El Presidente vio sin inmutarse que una siniestra amenaza se aproximaba, innumerables expertos advertían con anticipación lo que estaba por llegar, el peligro que contenía aquella ola que rompería sin contemplaciones diseminando la enfermedad, ante este escenario el mandatario no actuó, sólo habló.

Muchos esperando convencidos que intervendría, extasiados por su agudeza, sublimados por su popularidad, fascinados en su retórica acusatoria, la que endilga calificativos a todo aquel que disiente, siempre ágil en el insulto, pero lerdo en el trabajo y ajeno a sus responsabilidades.

Las cifras expuestas esta semana por la Comisión Independiente de Investigación Sobre la Pandemia de Covid-19 en México son desastrosas, desmantelar el sistema de Salud fue una decisión aberrante que reveló la insondable inconciencia del mandatario y sus funcionarios, declarando en plena mortandad -con miles de enfermos sin acceso a hospitales-, que nuestro País era un ejemplo en cómo combatir la pandemia. El cinismo es hermano de la arrogancia.

Hoy junto a su candidata también cómplice del desastre, intentan convencernos de que las pruebas presentadas son producto de la mala fe de quienes lo critican, y en un descarado alarde le manda su apoyo al símbolo más evidente de incompetencia y zalamería, personaje que abandonó toda ética por adoptar el papel de adulador en turno, merolico vespertino que imitó a su jefe hablando sin parar.

Se rememoran días pavorosos, jornadas oscuras en las que miles de afectados vivían una angustiante situación, aquel “quédate en casa” convertido en una estrategia perversa para no recibir pacientes en los hospitales.

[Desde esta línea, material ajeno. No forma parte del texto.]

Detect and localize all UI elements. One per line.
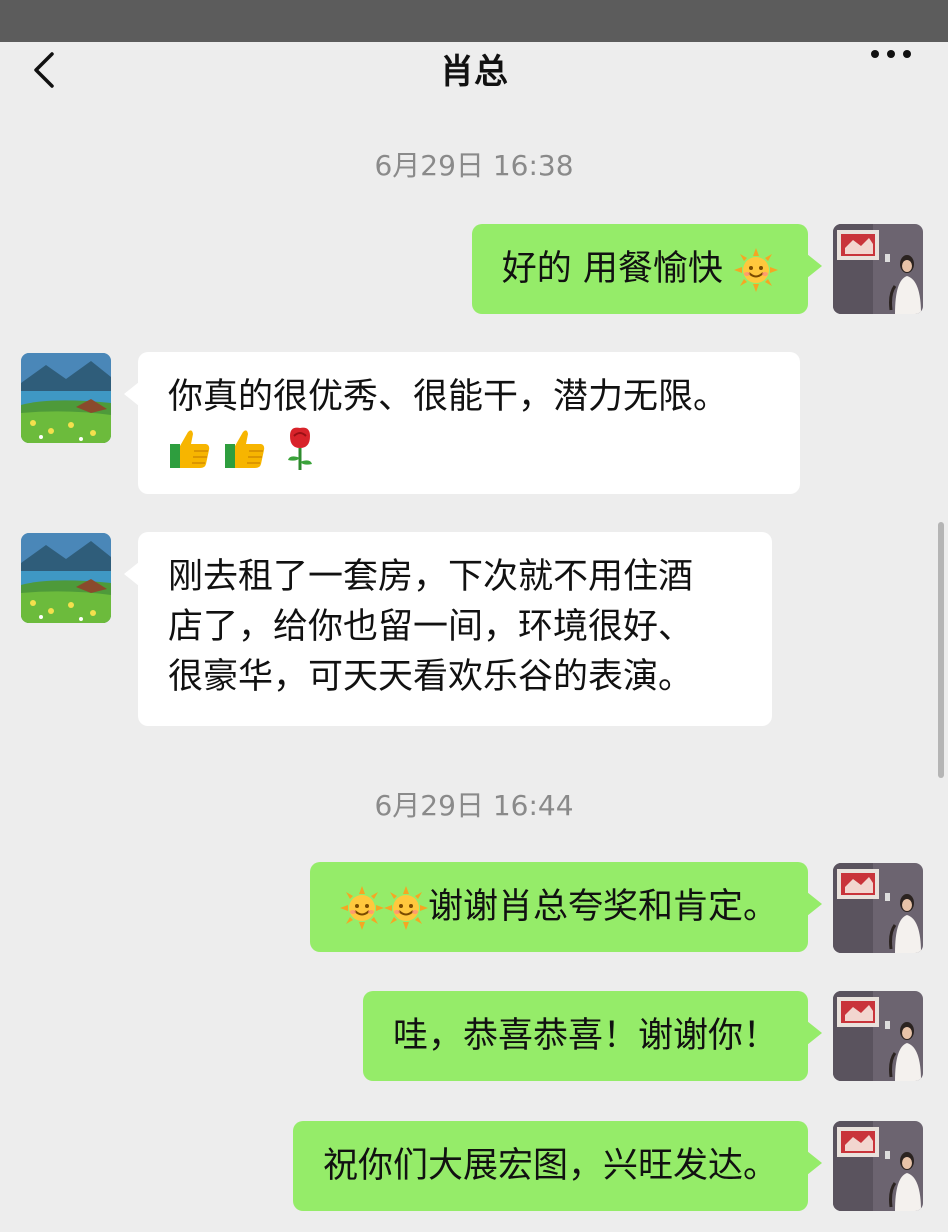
message-text: 哇，恭喜恭喜！谢谢你！ — [392, 1016, 778, 1056]
message-text-line: 店了，给你也留一间，环境很好、 — [168, 607, 694, 647]
more-dots-icon[interactable] — [866, 42, 916, 102]
thumbs-up-icon — [223, 426, 267, 470]
message-bubble-sent[interactable]: 谢谢肖总夸奖和肯定。 — [309, 862, 823, 952]
message-bubble-sent[interactable]: 祝你们大展宏图，兴旺发达。 — [292, 1121, 823, 1211]
thumbs-up-icon — [168, 426, 212, 470]
message-text: 你真的很优秀、很能干，潜力无限。 — [168, 377, 729, 417]
contact-avatar[interactable] — [21, 353, 111, 443]
chat-title: 肖总 — [440, 52, 508, 92]
scrollbar[interactable] — [938, 522, 944, 778]
message-text-line: 刚去租了一套房，下次就不用住酒 — [168, 557, 694, 597]
message-text: 祝你们大展宏图，兴旺发达。 — [322, 1146, 778, 1186]
rose-icon — [278, 426, 322, 470]
my-avatar[interactable] — [833, 991, 923, 1081]
message-text: 谢谢肖总夸奖和肯定。 — [427, 887, 778, 927]
message-bubble-received[interactable]: 刚去租了一套房，下次就不用住酒 店了，给你也留一间，环境很好、 很豪华，可天天看… — [124, 532, 772, 726]
my-avatar[interactable] — [833, 224, 923, 314]
message-bubble-received[interactable]: 你真的很优秀、很能干，潜力无限。 — [124, 352, 800, 494]
sun-smile-icon — [340, 886, 384, 930]
sun-smile-icon — [384, 886, 428, 930]
timestamp: 6月29日 16:38 — [374, 149, 574, 182]
contact-avatar[interactable] — [21, 533, 111, 623]
chat-header: 肖总 — [0, 42, 948, 102]
message-bubble-sent[interactable]: 好的 用餐愉快 — [471, 224, 823, 314]
my-avatar[interactable] — [833, 1121, 923, 1211]
message-text-line: 很豪华，可天天看欢乐谷的表演。 — [168, 657, 694, 697]
message-text: 好的 用餐愉快 — [501, 249, 723, 289]
my-avatar[interactable] — [833, 863, 923, 953]
timestamp: 6月29日 16:44 — [374, 789, 574, 822]
message-bubble-sent[interactable]: 哇，恭喜恭喜！谢谢你！ — [362, 991, 823, 1081]
status-bar — [0, 0, 948, 42]
sun-smile-icon — [734, 248, 778, 292]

Ciudadanos ahogados por aquel oleaje mortal que azotaba al País, pacientes que permanecían aislados muriendo en soledad, asfixiados y ausentes, otros conectados a un respirador siguiendo el ritmo de una máquina hasta fallecer.

En las mentes capturadas por la ideología permanece la imagen de un Presidente popular, en las libres de doctrina la de un demagogo apático al sufrimiento y provisto de una verborrea compulsiva, hablando de todo sin saber nada, desafortunada figura en la historia política de América Latina, penitencia interminable de nuestros países.

Lo narra Witold Zablowski en: “Como alimentar a un dictador”, Fidel Castro, cruza por la cocina del Hotel Nacional, se detiene y llama a todo el personal, empleados que acumulaban décadas preparando los mejores platillos que se servían en La Habana, plantilla legendaria que gozaba de admiración y respeto por su trabajo.

Fidel no para de hablar, da órdenes y lecciones, instruyéndolos en cómo se debía cocinar el pargo, la carne o las pastas, ante aquella alocución interminable vestida de verde olivo todos callan, nadie dice nada. El comandante nunca se equivoca, era un prodigio también ante una estufa. Parecería una anécdota chusca, no lo es, Cuba es un desastre continental sin alimentos, con un hambre provocada por su caudillo parlanchín que además extinguió toda libertad. Todos recuerdan a Fidel hablando, su discípulo hizo lo mismo, horas cruciales despilfarradas en peroratas.

De López Obrador lo imaginábamos, pero no de los responsables de Salud, estos abandonaron hasta la muerte a casi seis mil médicos y enfermeras, no vacunaron al personal del sector privado, eran sus compañeros. Los miserables se rodean de cobardes.